FPÖ-Generalsekretär und Mediensprecher NAbg. Christian Hafenecker, MA kritisierte das von den NEOS veranstaltete Hearing für die Bewerber um den ORF-Generaldirektorsposten als "demokratiepolitische Farce".
FPÖ-Generalsekretär und Mediensprecher NAbg. Christian Hafenecker, MA kritisierte das von den NEOS veranstaltete Hearing für die Bewerber um den ORF-Generaldirektorsposten als "demokratiepolitische Farce".

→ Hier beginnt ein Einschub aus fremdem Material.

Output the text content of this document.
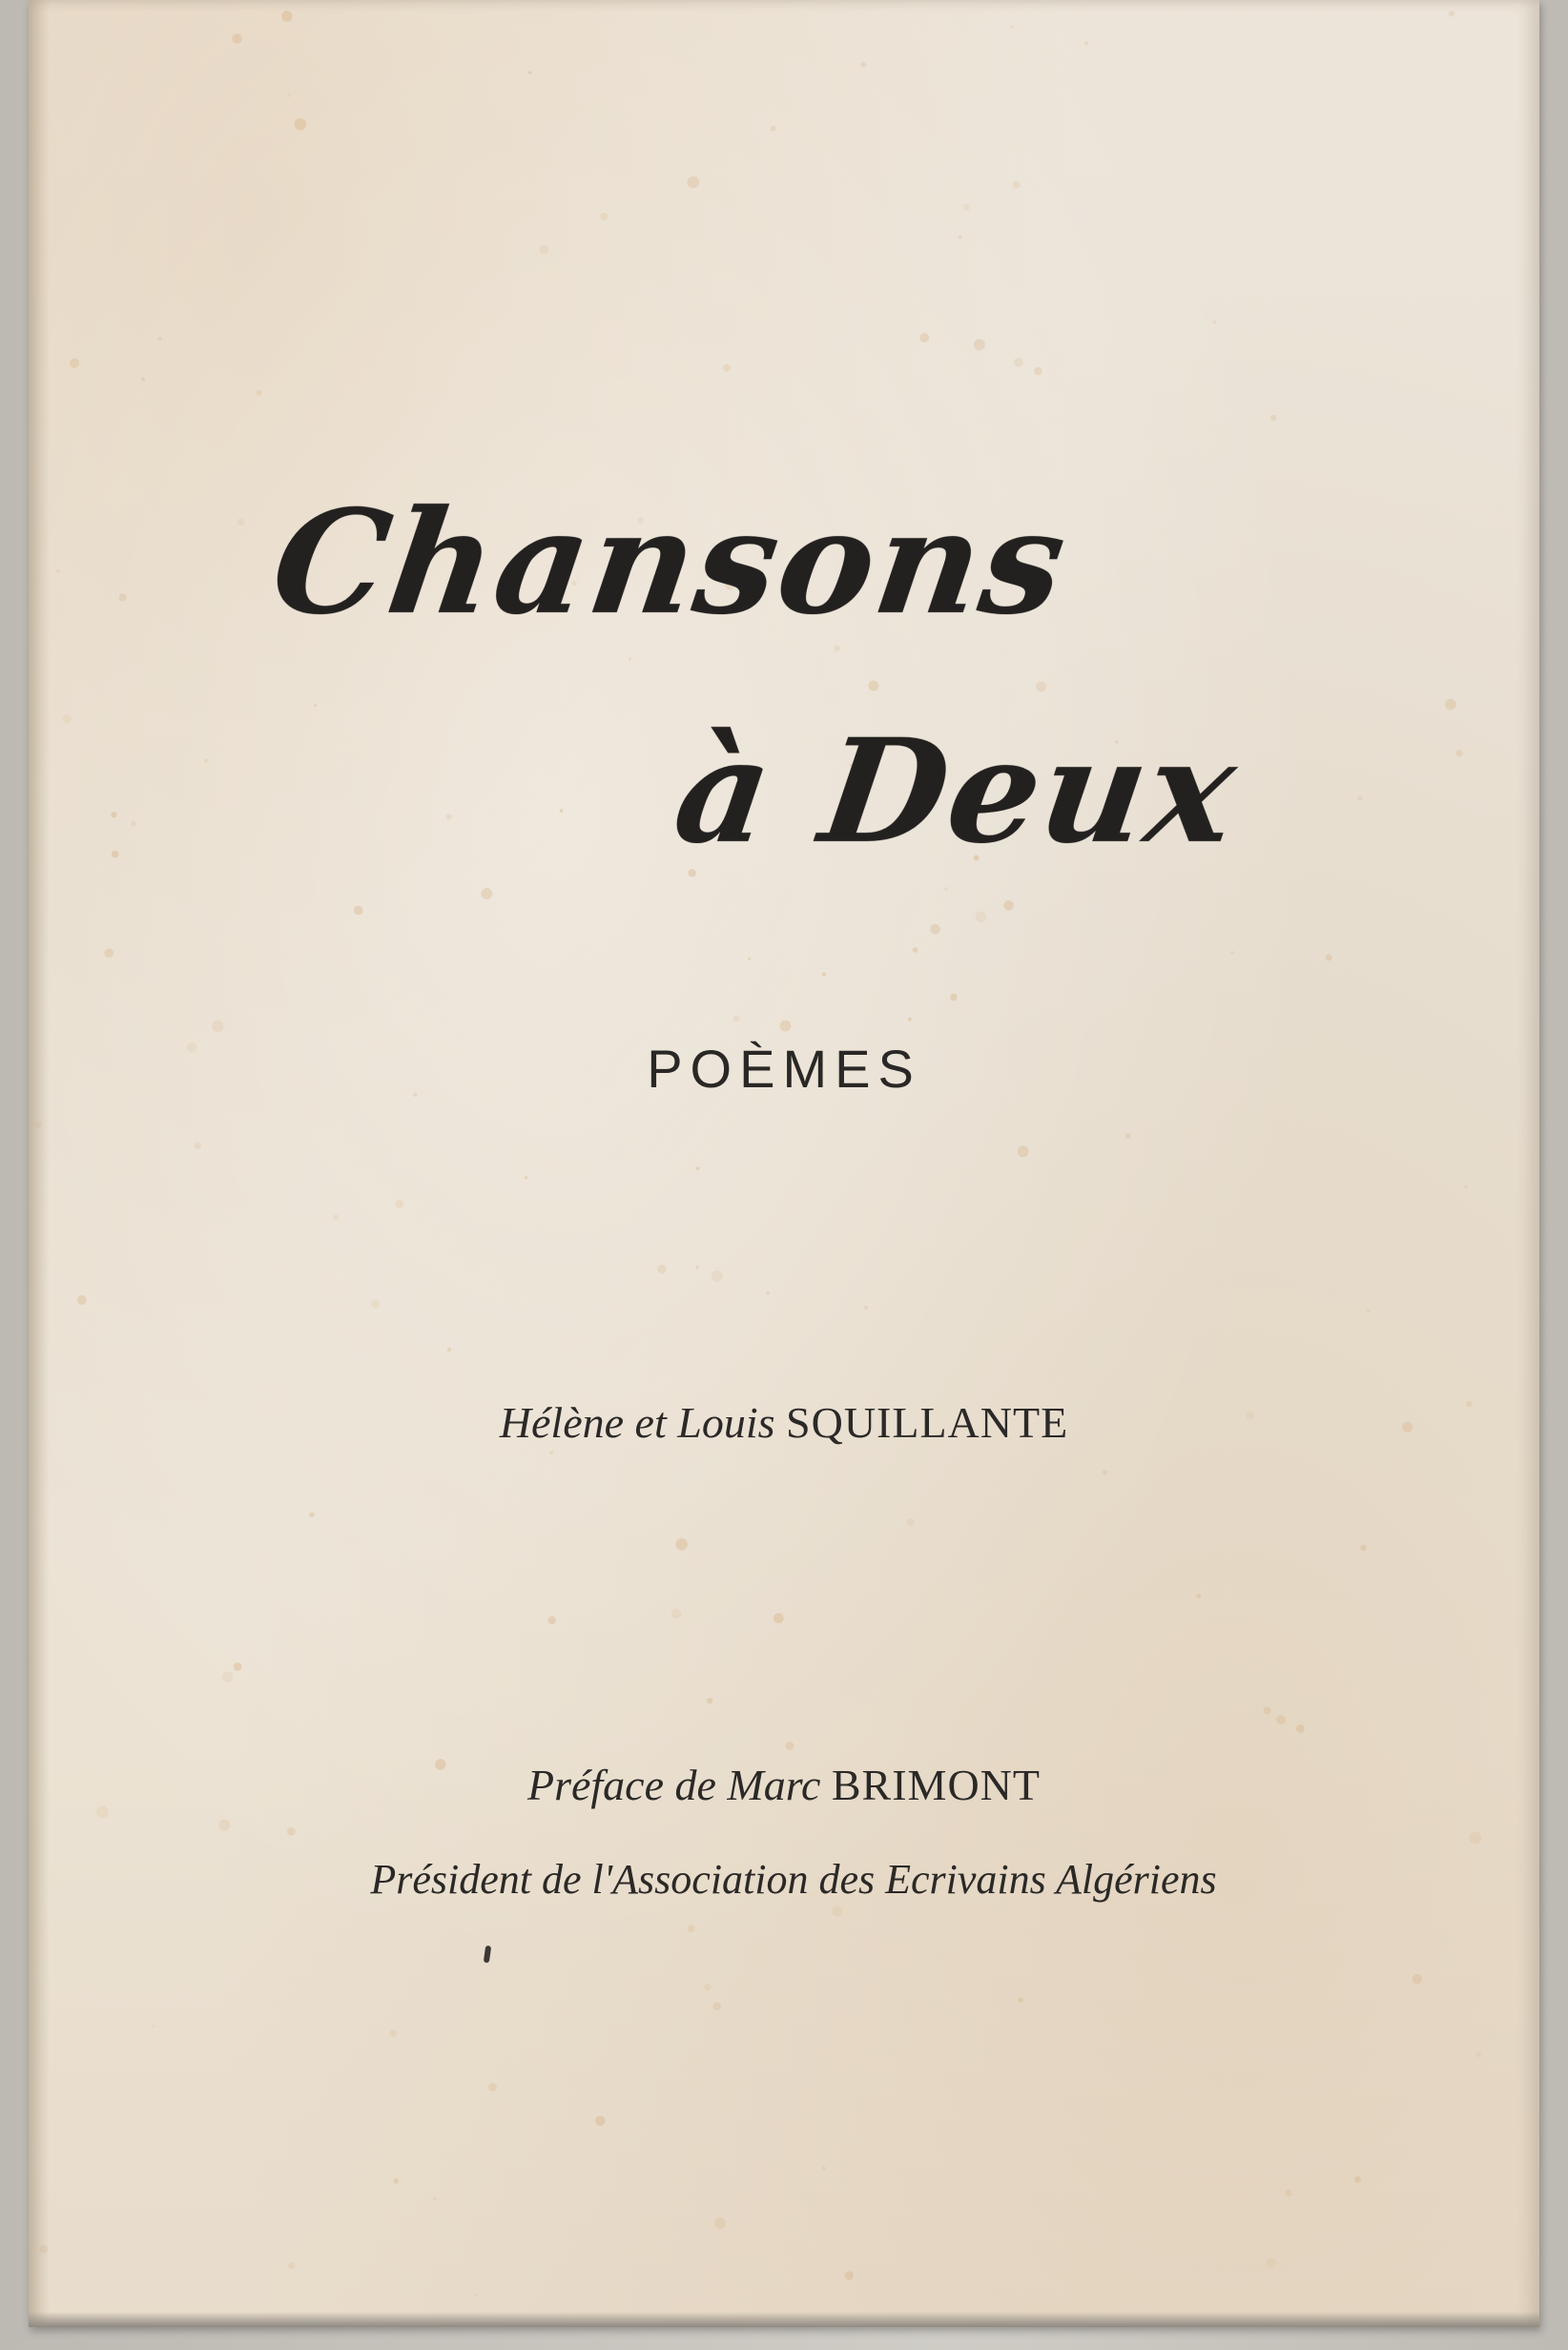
Chansons
à Deux
POÈMES
Hélène et Louis SQUILLANTE
Préface de Marc BRIMONT
Président de l'Association des Ecrivains Algériens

Hafenecker sagte: „Das ist doch eine demokratiepolitische Farce, mit der NEOS die Österreicher von vorne bis hinten für dumm verkaufen wollen. Wenn eine Regierungspartei, die angeblich den ORF entpolitisieren will, ein Scheinhearing veranstaltet, dann ist das so ziemlich die hochgradigste Politisierungsstufe, die man überhaupt zünden kann!“
Er warf den NEOS vor: „In ihrem Machtrausch auf der größten Regierungsbank aller Zeiten haben die Rosaroten offenbar vergessen, dass der ORF-Generaldirektor von den Stiftungsräten gewählt wird, die in der Ausübung ihrer Funktion frei sind. Oder wollen Meinl-Reisinger, Brandstötter und Co ganz offen auf die Stiftungsräte Einfluss nehmen? Das wäre jedenfalls ein Megaskandal.“
Der freiheitliche Mediensprecher erinnerte daran, dass im Regierungsprogramm die Aufteilung der ORF-Stiftungsräte von den drei Verlierer-Ampelparteien penibel festgehalten sei und verwies auf Medienberichte, wonach es sogar einen Koalitionsdeal geben soll, wonach ÖVP-Kanzler Stocker das Vorschlagsrecht bei der Bestellung des ORF-Generaldirektors zukomme.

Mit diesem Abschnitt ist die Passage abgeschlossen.